Agreed. The conversation we should be having is, "How do we enable content ownership in a post-physical media era while preserving the rights and freedoms of physical media ownership, i.e. personal backups, content transcoding for personal use, lending to friends and family, etc", not "How do we preserve physical media".
The content and the flexibility of use is the point, not the medium. It's why DRM is antithetical to consumer use, as its function isn't to stop piracy so much as to promote difficulty of use (and therefore drive revenue).
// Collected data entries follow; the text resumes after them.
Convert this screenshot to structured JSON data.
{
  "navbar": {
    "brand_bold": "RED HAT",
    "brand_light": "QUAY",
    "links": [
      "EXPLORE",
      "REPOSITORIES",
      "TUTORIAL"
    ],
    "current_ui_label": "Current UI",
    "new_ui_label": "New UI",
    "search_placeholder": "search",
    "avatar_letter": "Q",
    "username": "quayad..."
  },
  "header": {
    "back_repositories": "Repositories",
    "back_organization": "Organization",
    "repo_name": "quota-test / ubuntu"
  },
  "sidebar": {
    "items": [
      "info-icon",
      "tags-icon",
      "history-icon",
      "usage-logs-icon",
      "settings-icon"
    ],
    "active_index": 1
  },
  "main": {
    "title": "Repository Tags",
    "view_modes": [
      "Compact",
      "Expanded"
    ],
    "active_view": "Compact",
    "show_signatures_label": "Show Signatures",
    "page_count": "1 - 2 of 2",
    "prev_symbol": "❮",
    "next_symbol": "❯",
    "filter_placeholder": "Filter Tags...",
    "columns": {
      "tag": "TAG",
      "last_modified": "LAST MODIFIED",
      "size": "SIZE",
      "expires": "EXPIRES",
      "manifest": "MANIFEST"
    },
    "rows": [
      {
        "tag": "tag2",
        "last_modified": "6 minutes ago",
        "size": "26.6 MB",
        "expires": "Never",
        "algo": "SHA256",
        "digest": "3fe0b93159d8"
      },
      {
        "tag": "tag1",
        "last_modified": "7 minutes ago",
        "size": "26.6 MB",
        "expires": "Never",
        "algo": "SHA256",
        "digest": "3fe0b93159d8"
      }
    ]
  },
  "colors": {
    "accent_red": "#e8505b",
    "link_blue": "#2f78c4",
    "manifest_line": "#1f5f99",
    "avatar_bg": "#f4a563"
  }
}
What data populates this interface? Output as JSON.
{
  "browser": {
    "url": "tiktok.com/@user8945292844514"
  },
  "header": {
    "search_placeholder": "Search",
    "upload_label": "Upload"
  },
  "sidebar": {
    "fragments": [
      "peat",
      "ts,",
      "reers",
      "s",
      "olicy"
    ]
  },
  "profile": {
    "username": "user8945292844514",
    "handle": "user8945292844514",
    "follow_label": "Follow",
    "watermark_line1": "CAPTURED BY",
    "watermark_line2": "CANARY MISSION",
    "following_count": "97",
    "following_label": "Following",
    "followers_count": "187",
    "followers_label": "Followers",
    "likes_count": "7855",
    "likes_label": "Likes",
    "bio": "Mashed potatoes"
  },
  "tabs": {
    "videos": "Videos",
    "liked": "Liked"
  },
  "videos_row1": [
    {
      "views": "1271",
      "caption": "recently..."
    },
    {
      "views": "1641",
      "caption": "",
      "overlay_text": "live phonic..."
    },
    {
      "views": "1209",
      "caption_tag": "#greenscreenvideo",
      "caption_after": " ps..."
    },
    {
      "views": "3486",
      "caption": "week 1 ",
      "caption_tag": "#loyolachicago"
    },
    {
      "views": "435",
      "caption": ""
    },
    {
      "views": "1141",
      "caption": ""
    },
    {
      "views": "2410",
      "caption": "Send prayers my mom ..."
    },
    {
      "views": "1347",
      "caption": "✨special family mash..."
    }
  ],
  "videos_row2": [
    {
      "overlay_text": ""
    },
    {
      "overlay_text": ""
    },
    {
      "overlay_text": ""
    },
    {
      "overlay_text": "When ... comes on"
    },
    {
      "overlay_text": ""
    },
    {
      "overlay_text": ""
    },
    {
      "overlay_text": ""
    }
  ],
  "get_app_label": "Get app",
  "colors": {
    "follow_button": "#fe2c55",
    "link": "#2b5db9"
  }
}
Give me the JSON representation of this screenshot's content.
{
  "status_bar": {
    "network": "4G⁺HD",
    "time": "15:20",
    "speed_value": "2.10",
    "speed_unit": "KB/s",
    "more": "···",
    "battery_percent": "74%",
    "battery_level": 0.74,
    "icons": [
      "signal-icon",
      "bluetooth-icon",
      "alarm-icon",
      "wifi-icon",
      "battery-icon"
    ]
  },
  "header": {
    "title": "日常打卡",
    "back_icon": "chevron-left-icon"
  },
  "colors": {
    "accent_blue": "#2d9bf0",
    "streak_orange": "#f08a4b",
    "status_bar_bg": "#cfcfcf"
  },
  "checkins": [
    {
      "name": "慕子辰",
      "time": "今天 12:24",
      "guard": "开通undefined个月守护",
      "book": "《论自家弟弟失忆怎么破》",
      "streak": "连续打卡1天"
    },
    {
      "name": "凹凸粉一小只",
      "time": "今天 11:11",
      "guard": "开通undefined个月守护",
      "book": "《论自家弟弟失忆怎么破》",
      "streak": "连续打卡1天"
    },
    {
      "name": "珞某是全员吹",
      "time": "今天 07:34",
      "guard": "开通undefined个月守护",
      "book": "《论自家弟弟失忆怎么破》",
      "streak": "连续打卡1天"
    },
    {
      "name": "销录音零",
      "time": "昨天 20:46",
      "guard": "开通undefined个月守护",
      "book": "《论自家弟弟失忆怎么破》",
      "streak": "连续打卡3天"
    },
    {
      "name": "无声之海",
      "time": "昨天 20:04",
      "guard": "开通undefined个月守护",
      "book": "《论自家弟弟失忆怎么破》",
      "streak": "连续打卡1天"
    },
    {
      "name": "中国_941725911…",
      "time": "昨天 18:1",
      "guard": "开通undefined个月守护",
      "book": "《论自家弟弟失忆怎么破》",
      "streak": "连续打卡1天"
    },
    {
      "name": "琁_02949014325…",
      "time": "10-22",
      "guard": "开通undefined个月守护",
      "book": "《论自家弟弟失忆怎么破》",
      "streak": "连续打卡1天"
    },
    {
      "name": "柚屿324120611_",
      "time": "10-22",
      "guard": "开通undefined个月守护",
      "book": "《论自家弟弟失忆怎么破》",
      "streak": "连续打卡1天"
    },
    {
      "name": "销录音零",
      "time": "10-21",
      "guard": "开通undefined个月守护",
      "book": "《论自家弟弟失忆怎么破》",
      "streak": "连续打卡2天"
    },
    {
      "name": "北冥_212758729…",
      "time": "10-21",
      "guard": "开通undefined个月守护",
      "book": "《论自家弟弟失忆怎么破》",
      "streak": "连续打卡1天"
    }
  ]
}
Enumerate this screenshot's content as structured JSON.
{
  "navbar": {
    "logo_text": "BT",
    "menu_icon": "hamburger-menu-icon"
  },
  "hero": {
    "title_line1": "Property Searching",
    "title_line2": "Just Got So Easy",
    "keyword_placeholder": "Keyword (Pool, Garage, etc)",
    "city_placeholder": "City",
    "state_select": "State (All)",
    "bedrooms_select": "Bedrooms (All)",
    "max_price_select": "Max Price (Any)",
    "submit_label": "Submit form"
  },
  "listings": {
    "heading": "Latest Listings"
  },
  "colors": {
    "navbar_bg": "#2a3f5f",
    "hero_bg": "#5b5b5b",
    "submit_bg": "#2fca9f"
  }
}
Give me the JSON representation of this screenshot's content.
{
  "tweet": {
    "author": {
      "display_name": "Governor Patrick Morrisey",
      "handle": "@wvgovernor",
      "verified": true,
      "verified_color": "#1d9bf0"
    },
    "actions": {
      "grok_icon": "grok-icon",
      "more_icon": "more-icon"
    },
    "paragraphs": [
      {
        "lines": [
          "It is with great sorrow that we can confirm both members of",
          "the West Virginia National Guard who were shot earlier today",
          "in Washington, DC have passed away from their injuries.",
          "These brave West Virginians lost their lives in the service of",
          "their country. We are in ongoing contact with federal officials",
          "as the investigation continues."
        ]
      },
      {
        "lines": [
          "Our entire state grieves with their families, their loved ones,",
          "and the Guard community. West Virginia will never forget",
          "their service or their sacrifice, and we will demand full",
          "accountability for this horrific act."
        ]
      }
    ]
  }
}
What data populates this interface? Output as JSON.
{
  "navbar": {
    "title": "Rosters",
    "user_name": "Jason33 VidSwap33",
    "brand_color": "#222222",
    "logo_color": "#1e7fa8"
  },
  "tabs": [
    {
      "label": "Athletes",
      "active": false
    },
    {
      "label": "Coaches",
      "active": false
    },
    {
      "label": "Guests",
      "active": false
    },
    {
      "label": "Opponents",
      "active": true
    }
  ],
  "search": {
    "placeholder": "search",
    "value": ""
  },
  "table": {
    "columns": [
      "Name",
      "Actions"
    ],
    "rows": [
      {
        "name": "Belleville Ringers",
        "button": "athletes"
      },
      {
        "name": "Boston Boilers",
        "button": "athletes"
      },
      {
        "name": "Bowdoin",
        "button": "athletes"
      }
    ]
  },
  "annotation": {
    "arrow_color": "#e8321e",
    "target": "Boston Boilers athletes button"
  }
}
Switching to subjective preferences, I'd much rather be able to buy DRM-free 4K HDR encodes with my customer ID invisibly watermarked into the content to combat piracy, rather than yet another DRM-enabled service. It's how music sales generally work (sans the watermarking), and the industry seems perfectly fine with their post-DRM reality.
Recordable Blu-Ray was always in a bit of a weird spot, though. BR drives in computers never reached the level of market penetration that CD/DVD drives had; as a result, it never became accepted as a standard way of storing or transferring files. Given all the other options on the market, particularly flash drives and cloud storage, it just never found any practical applications.
(Nor did it help that, whereas CD and DVD drives were popular as players for prerecorded media, BR drives weren't. Support for playing BR movies on home computers was heavily limited by DRM, and streaming services cut out a lot of the demand.)
Yeah, that's fair. I have a few blank blu-rays lying around but I've never actually used them.
Playing blu-rays on computers has always been irritating, particularly on Linux. I'm actually not sure that there's a fully legal way to watch a blu-ray on Linux; it's not hard to do it, but I'm not sure that it's legal. I don't think PowerDVD with Blu-ray support is on Linux.
Obviously that's not necessarily reflective of commercial movies or TV shows, but it does signal to me that Sony is planning on winding it down.